Bolesławiec ma górnicze tradycje sięgające średniowiecza, a ślady złotonośnych sztolni, w których gwarkowie wydobywali okruszyny tego najcenniejszego metalu – można odszukać jeszcze dzisiaj (na południe od miasta). W znanej z historii bitwie z Tatarami pod Legnicą (Henryk Pobożny), która rozegrała się 9 kwietnia 1241 r. – wzięło udział około 500 górników śląskich kopalń z okolic Złotoryi, Lwówka, Warty Bolesławieckiej i naszego miasta.

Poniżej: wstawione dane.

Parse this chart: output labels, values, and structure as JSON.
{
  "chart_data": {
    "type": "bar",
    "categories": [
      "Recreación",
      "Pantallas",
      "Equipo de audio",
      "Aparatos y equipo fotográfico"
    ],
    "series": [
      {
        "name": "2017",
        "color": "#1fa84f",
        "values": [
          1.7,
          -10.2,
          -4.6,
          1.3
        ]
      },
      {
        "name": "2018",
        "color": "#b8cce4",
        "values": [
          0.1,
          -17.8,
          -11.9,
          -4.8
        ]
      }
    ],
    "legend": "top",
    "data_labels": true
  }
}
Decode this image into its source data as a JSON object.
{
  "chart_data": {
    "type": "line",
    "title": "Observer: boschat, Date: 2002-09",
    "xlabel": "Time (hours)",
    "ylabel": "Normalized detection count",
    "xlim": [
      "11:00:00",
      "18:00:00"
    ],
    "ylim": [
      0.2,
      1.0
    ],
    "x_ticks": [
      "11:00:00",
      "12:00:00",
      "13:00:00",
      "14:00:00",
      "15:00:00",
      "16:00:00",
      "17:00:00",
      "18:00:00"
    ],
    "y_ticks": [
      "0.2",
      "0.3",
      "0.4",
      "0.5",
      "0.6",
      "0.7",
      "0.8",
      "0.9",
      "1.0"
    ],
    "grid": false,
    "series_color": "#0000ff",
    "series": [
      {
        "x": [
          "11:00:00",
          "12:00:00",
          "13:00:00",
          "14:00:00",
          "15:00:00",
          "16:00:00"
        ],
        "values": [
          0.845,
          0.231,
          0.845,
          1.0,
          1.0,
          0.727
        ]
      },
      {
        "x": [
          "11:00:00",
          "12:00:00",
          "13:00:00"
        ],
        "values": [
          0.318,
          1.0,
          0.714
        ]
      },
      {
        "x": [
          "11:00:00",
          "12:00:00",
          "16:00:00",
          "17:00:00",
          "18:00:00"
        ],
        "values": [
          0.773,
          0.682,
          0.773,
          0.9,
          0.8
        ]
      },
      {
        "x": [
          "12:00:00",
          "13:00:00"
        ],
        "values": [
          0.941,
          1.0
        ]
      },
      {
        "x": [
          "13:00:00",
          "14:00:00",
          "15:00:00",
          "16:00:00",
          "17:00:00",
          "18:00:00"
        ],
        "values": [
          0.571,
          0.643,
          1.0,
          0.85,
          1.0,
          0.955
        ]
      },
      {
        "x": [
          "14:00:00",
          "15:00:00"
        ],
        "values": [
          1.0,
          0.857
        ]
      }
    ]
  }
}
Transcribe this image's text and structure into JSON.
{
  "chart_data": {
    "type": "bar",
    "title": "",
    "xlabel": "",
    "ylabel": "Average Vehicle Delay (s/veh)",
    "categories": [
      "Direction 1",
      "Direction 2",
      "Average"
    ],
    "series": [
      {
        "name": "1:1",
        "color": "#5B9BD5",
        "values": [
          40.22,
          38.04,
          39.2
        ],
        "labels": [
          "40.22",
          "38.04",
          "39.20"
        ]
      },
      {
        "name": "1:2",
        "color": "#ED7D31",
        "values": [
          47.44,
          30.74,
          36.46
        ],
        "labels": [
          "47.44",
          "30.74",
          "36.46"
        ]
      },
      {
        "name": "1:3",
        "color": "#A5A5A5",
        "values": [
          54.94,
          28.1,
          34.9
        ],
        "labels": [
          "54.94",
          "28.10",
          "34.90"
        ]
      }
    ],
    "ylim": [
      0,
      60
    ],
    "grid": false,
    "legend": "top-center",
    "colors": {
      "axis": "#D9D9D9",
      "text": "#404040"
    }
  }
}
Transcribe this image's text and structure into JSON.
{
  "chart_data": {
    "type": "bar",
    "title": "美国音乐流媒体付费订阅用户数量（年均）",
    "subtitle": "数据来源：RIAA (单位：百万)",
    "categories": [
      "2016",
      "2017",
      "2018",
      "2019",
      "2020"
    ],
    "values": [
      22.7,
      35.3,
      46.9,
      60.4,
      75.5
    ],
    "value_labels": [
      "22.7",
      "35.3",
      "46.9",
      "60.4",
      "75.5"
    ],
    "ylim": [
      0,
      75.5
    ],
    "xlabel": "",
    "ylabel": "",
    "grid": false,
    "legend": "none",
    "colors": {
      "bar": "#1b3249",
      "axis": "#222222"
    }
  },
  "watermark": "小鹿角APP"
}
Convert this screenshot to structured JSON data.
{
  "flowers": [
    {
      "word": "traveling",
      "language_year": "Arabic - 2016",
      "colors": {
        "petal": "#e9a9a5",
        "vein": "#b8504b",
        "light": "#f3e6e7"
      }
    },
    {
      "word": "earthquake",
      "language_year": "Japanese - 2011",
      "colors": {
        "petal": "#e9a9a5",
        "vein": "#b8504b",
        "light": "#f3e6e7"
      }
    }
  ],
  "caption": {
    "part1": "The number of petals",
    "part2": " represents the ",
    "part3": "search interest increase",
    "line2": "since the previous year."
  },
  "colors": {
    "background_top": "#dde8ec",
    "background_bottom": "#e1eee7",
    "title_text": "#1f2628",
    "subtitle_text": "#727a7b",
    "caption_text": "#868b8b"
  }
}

Prawie nikt z nich nie powrócił: zginęli lub zostali wzięci w jasyr; nieliczni szczęśliwcy dotarli do grodu zmasakrowani i okaleczeni przez zwycięzców, pozostali przy życiu prawdopodobnie trafili nad Morze Kaspijskie i tutaj pracując dokonali żywota. W Bolesławcu ustalono nabożeństwa na znak żałoby w kościele św. Mikołaja, patrona górników (dziś za patronkę uznaje się św. Barbarę).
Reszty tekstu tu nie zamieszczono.